There have been amazing shows that I’ve seen that profoundly affected me.
Back in the early 90s, La La La Human Steps, a Canadian company that used a whole lot of large-scale film projection in dance and physical theatre works, was very influential for me, and LePage’s works. Some of the most satisfying shows that I have done often involve meeting and working with communities and groups. There was one show called Ngurrumilmarrmiriyu (wrong skin), directed by Nigel Jamieson, a story about skin and moiety in the Yolngu community up in Arnhem Land, placed in the frame of Romeo and Juliet, an impossible love story. I got to live and work with that community, and tour for a couple of years, so I was privileged to be a part of that community for that time. There was one particular point where we needed funeral footage, and the mother of one of the Djuki Mala… the Chooky Boys, her husband had recently died, and she gave us permission to use the funeral footage, and that kind of powerful, emotional experience, and then integrating that into a show, where you feel the absolute power and purity of it, and the way that that can absolutely supercharge the audience experience of something, that’s where things start to become incredibly affective.
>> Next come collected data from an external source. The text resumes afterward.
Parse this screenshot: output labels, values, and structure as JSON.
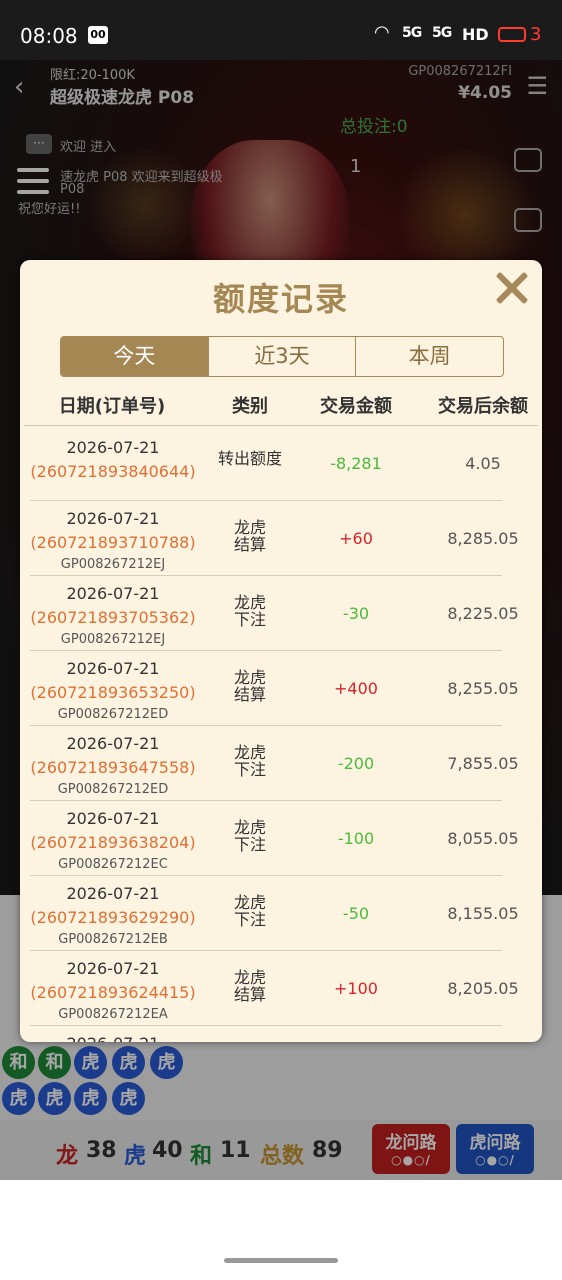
{
  "status_bar": {
    "time": "08:08",
    "app_icon": "00",
    "signal1": "5G",
    "signal2": "5G",
    "hd": "HD",
    "battery": "3"
  },
  "game": {
    "limit": "限红:20-100K",
    "title": "超级极速龙虎 P08",
    "gp_id": "GP008267212FI",
    "balance": "¥4.05",
    "total_bet": "总投注:0",
    "chat_line1": "欢迎 进入",
    "chat_line2": "速龙虎 P08 欢迎来到超级极",
    "chat_line3": "P08",
    "chat_line4": "祝您好运!!",
    "dealer_count": "1"
  },
  "dialog": {
    "title": "额度记录",
    "tabs": [
      {
        "label": "今天",
        "active": true
      },
      {
        "label": "近3天",
        "active": false
      },
      {
        "label": "本周",
        "active": false
      }
    ],
    "headers": {
      "date": "日期(订单号)",
      "type": "类别",
      "amount": "交易金额",
      "balance": "交易后余额"
    },
    "rows": [
      {
        "date": "2026-07-21",
        "order": "(260721893840644)",
        "gp": "",
        "type": "转出额度",
        "amount": "-8,281",
        "sign": "neg",
        "balance": "4.05"
      },
      {
        "date": "2026-07-21",
        "order": "(260721893710788)",
        "gp": "GP008267212EJ",
        "type": "龙虎\n结算",
        "amount": "+60",
        "sign": "pos",
        "balance": "8,285.05"
      },
      {
        "date": "2026-07-21",
        "order": "(260721893705362)",
        "gp": "GP008267212EJ",
        "type": "龙虎\n下注",
        "amount": "-30",
        "sign": "neg",
        "balance": "8,225.05"
      },
      {
        "date": "2026-07-21",
        "order": "(260721893653250)",
        "gp": "GP008267212ED",
        "type": "龙虎\n结算",
        "amount": "+400",
        "sign": "pos",
        "balance": "8,255.05"
      },
      {
        "date": "2026-07-21",
        "order": "(260721893647558)",
        "gp": "GP008267212ED",
        "type": "龙虎\n下注",
        "amount": "-200",
        "sign": "neg",
        "balance": "7,855.05"
      },
      {
        "date": "2026-07-21",
        "order": "(260721893638204)",
        "gp": "GP008267212EC",
        "type": "龙虎\n下注",
        "amount": "-100",
        "sign": "neg",
        "balance": "8,055.05"
      },
      {
        "date": "2026-07-21",
        "order": "(260721893629290)",
        "gp": "GP008267212EB",
        "type": "龙虎\n下注",
        "amount": "-50",
        "sign": "neg",
        "balance": "8,155.05"
      },
      {
        "date": "2026-07-21",
        "order": "(260721893624415)",
        "gp": "GP008267212EA",
        "type": "龙虎\n结算",
        "amount": "+100",
        "sign": "pos",
        "balance": "8,205.05"
      },
      {
        "date": "2026-07-21",
        "order": "",
        "gp": "",
        "type": "",
        "amount": "",
        "sign": "neg",
        "balance": ""
      }
    ]
  },
  "road": {
    "beads_row1": [
      "和",
      "和",
      "虎",
      "虎",
      "虎"
    ],
    "beads_row2": [
      "虎",
      "虎",
      "虎",
      "虎"
    ],
    "stats": {
      "dragon_label": "龙",
      "dragon_count": "38",
      "tiger_label": "虎",
      "tiger_count": "40",
      "tie_label": "和",
      "tie_count": "11",
      "total_label": "总数",
      "total_count": "89"
    },
    "ask_dragon": "龙问路",
    "ask_tiger": "虎问路"
  },
  "colors": {
    "gold": "#a58754",
    "positive": "#d8232a",
    "negative": "#4bbb3a",
    "order": "#e07033"
  }
}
Working on Feather has been interesting for me because I’ve been busy on a number of projects, so I’ve come in at a reasonably late stage. But as usual, I work collaboratively with the designer and the director, and sometimes the writer, and in this case, I initially had broad discussions with Ben, and then a number of meetings with Sophie [Fletcher, designer], and then we went through the very specific concept she had around the printed screens and the relationship between the printed material and the video material, so that was quite an exciting and fun thing to think about playing with. Then I prepared a whole lot of stuff based around those discussions, and we’ve been in the theatre working very much with Ben, and there’s a lovely collaboration there of expanding and fine-tuning, and creating other cues and ideas as they occur. One of the great things about theatre is that it’s a collaborative form, and for Feather, the collaboration has been with the director and the designer, but also Trent [Suidgeest, lighting designer], who is a fantastic collaborator, and the collaboration between video projection and lighting design is really important. Trent’s great because we have worked together before, and we both have a very positive attitude in trying to find the best way to blend those two elements together. Essentially, in the end, it’s all light, it’s all projection or fixtures, and we have moving lights in this, with gobos, so we can do a lot of blending things together. So working with other designers and working with the director, it’s a great process, and this one’s been a good one.